Jewish hawkers, many of them in their shirt-sleeves, acclaimed the rarity of the bargains which they had to offer; and, allowing for the difference of costume, these tireless Israelites, heedless of climatic conditions, sweating at their mongery, might well have stood, not in a squalid London thoroughfare, but in an equally squalid market-street of the Orient.
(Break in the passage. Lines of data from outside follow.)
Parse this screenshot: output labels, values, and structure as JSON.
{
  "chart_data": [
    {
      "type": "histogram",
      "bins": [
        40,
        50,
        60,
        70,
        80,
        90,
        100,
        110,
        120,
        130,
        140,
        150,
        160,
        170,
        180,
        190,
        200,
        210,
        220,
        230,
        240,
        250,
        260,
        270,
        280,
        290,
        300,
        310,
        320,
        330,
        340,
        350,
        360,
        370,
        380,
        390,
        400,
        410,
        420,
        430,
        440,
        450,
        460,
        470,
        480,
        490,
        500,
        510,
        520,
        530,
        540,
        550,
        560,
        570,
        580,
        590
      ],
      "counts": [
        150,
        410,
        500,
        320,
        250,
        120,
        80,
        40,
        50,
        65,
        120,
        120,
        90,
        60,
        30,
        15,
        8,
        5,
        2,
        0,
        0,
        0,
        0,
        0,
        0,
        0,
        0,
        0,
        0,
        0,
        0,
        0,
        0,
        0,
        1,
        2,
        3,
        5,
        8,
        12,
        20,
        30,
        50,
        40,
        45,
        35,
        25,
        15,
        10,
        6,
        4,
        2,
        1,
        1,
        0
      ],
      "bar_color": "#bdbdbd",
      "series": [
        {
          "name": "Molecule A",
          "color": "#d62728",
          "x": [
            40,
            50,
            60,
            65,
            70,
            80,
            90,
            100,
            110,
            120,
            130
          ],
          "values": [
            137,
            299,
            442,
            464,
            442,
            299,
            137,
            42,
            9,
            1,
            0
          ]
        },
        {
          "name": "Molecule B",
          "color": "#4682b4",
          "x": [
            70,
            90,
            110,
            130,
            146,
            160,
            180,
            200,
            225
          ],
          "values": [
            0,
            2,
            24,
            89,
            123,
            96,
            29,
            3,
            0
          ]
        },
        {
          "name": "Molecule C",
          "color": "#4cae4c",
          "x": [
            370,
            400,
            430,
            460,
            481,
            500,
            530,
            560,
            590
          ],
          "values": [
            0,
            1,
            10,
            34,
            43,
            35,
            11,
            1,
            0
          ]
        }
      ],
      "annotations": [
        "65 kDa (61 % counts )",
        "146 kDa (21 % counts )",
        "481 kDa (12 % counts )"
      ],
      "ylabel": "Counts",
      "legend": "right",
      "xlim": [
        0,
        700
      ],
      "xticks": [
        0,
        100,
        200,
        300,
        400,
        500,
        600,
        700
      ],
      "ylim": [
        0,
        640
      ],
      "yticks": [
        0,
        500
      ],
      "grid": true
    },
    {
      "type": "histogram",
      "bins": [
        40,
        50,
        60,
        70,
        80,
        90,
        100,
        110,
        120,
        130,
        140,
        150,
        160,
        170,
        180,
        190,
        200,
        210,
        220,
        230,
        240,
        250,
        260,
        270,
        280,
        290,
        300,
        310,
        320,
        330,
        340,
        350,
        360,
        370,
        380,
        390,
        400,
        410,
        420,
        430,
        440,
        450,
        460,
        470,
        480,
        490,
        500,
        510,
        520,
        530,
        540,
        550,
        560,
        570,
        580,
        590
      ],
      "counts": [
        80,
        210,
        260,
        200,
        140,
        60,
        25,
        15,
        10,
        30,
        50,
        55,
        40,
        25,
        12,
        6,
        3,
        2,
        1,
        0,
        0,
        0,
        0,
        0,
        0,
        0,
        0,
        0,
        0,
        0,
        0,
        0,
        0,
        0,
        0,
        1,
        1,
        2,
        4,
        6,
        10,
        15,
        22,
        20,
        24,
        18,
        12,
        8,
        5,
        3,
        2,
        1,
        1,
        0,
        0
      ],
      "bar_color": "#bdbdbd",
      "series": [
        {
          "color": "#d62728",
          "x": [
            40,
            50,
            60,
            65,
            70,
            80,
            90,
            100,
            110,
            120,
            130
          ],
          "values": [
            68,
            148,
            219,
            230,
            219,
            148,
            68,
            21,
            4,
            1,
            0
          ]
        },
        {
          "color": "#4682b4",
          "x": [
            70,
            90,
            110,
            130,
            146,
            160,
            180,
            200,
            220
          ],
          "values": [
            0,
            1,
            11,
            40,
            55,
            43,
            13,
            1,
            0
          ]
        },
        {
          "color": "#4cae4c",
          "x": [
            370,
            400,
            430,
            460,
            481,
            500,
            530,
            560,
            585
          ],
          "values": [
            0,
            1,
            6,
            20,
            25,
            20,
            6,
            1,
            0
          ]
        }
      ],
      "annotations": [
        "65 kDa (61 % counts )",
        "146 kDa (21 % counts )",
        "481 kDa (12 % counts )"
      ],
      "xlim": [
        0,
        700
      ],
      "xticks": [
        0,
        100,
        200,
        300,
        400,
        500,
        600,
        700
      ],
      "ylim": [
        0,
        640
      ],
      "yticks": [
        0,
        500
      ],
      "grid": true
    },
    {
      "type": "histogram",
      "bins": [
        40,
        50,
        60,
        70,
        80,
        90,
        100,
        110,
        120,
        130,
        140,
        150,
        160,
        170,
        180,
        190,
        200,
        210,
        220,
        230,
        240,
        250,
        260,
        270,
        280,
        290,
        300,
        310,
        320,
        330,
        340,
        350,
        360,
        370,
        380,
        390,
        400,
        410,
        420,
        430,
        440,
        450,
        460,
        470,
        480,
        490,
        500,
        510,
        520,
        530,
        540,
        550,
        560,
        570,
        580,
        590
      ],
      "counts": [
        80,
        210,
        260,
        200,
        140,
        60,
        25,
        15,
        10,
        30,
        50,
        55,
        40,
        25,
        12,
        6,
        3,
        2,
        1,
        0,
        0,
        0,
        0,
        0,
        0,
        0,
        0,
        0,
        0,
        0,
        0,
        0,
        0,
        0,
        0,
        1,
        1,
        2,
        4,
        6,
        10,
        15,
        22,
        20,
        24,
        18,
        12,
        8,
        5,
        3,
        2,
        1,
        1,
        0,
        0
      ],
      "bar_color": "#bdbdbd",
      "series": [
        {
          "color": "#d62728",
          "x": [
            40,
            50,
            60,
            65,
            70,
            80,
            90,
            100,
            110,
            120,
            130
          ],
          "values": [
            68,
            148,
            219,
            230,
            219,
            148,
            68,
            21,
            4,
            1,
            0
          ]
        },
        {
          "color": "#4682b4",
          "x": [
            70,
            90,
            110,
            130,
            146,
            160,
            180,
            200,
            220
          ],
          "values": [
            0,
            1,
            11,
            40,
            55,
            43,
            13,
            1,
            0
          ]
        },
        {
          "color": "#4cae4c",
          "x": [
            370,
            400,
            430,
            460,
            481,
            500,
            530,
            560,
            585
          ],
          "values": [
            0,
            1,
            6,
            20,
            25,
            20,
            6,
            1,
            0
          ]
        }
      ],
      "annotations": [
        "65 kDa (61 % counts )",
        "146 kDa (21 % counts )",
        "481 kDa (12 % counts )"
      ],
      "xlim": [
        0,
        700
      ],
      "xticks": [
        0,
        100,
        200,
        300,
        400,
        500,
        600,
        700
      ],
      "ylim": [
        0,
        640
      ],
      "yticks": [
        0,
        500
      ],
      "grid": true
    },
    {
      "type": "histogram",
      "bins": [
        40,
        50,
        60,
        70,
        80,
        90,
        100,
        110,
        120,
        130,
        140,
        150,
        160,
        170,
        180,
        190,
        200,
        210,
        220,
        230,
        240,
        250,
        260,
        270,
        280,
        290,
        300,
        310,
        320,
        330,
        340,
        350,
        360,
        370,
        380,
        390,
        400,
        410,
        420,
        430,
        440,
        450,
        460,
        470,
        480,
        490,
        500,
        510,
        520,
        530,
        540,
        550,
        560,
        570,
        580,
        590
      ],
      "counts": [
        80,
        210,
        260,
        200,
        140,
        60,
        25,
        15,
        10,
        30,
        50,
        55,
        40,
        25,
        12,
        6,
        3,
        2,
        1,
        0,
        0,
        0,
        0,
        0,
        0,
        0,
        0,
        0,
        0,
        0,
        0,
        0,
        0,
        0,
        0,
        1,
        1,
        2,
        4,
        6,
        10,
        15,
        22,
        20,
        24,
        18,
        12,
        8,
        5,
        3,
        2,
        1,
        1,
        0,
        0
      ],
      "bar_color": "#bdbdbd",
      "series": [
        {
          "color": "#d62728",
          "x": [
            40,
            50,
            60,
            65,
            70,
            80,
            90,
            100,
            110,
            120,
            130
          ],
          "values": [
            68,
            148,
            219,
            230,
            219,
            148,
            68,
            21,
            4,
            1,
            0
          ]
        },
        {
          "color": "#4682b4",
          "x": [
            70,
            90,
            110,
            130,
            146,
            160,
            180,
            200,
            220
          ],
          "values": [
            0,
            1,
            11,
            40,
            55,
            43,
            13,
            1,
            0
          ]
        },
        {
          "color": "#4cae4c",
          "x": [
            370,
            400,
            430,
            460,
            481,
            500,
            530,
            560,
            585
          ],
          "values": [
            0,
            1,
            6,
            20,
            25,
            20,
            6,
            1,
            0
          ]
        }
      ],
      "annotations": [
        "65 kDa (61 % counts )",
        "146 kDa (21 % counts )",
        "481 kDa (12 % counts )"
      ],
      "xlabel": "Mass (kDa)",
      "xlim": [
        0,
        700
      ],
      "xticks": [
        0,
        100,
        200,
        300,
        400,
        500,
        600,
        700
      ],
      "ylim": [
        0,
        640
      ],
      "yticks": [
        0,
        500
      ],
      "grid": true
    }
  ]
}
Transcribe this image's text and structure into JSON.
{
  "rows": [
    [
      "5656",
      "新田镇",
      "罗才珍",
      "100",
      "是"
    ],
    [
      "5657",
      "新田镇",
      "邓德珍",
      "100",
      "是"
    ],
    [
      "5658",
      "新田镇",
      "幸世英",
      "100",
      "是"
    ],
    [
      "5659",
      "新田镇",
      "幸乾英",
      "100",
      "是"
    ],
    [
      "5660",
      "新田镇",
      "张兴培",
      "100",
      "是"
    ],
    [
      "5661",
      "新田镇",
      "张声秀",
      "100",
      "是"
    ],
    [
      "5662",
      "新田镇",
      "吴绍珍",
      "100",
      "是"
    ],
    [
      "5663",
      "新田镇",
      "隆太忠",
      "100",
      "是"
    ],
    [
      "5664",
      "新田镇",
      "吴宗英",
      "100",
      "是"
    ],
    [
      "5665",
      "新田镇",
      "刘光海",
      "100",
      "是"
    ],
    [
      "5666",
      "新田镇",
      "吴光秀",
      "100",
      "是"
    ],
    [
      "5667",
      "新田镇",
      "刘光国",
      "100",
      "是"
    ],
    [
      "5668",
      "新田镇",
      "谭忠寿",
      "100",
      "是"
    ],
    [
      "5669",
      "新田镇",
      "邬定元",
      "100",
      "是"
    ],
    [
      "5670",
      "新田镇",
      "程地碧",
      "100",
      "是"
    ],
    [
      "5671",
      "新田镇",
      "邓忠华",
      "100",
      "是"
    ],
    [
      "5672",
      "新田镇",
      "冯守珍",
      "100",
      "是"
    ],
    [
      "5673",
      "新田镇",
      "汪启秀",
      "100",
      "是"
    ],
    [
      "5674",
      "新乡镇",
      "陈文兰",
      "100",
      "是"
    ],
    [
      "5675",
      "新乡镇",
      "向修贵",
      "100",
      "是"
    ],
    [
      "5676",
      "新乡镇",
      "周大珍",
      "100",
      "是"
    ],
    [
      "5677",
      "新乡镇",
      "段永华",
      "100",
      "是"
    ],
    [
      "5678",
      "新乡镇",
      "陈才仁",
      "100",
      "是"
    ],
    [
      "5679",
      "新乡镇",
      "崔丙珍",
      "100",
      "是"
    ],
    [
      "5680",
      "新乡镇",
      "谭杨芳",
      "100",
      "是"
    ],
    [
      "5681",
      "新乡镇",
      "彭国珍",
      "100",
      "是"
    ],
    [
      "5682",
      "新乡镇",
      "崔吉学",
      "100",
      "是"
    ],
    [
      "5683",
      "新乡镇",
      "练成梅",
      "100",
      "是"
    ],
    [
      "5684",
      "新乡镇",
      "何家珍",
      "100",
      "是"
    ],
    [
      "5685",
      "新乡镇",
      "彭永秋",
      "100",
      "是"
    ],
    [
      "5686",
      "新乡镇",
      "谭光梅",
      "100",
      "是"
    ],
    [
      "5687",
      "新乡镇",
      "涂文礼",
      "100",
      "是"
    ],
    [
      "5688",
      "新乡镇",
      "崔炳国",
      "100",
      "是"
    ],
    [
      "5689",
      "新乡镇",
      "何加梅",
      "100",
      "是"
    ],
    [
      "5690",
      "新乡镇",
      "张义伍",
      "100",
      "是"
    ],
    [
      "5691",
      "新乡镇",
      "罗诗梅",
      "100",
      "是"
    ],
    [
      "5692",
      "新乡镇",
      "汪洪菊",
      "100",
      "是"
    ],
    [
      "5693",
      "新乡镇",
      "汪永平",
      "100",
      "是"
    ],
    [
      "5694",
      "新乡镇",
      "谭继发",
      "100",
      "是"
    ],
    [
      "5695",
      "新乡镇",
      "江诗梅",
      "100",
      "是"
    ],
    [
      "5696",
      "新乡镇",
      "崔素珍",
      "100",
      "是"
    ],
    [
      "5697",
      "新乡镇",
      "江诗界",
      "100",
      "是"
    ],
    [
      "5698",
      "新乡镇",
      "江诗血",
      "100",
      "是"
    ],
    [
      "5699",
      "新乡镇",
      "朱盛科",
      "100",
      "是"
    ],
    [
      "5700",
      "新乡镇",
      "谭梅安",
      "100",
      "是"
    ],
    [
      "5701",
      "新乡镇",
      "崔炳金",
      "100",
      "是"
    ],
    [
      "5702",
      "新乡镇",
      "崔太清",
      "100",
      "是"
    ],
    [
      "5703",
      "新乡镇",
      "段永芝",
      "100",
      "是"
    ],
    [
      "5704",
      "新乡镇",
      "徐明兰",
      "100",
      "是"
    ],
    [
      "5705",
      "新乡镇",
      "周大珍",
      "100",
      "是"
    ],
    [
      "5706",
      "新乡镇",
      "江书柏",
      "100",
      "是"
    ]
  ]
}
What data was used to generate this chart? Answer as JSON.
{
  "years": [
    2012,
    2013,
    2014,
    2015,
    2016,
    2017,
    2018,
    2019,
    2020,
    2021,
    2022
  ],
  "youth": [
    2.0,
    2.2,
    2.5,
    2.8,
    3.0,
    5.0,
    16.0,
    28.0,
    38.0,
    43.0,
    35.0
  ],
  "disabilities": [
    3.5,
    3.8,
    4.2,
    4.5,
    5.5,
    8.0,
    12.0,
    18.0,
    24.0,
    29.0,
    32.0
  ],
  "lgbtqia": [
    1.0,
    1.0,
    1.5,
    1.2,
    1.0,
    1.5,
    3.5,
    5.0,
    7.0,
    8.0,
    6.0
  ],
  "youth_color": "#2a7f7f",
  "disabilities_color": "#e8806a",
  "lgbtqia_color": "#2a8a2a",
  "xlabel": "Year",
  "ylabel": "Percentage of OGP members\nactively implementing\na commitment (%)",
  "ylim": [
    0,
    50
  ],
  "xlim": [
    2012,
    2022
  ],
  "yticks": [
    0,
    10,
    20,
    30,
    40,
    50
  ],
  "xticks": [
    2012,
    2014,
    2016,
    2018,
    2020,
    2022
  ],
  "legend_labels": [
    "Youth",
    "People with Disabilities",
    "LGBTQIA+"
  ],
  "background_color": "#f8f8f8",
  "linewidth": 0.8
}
They offered linen and fine raiment; from footgear to hair-oil their wares ranged. They enlivened their auctioneering with conjuring tricks and witty stories, selling watches by the aid of legerdemain, and fancy vests by grace of a seasonable anecdote.

Poles, Russians, Serbs, Roumanians, Jews of Hungary, and Italians of Whitechapel mingled in the throng. Near East and Far East rubbed shoulders. Pidgin English contested with Yiddish for the ownership of some tawdry article offered by an auctioneer whose nationality defied conjecture, save that always some branch of his ancestry had drawn nourishment from the soil of Eternal Judea.

Some wearing mens' caps, some with shawls thrown over their oily locks, and some, more true to primitive instincts, defying, bare- headed, the unkindly elements, bedraggled women--more often than not burdened with muffled infants--crowded the pavements and the roadway, thronged about the stalls like white ants about some choicer carrion.

And the fine drizzling rain fell upon all alike, pattering upon the hood of the taxi-cab, trickling down the front windows; glistening upon the unctuous hair of those in the street who were hatless; dewing the bare arms of the auctioneers, and dripping, melancholy, from the tarpaulin coverings of the stalls. Heedless of the rain above and of the mud beneath, North, South, East, and West mingled their cries, their bids, their blandishments, their raillery, mingled their persons in that joyless throng.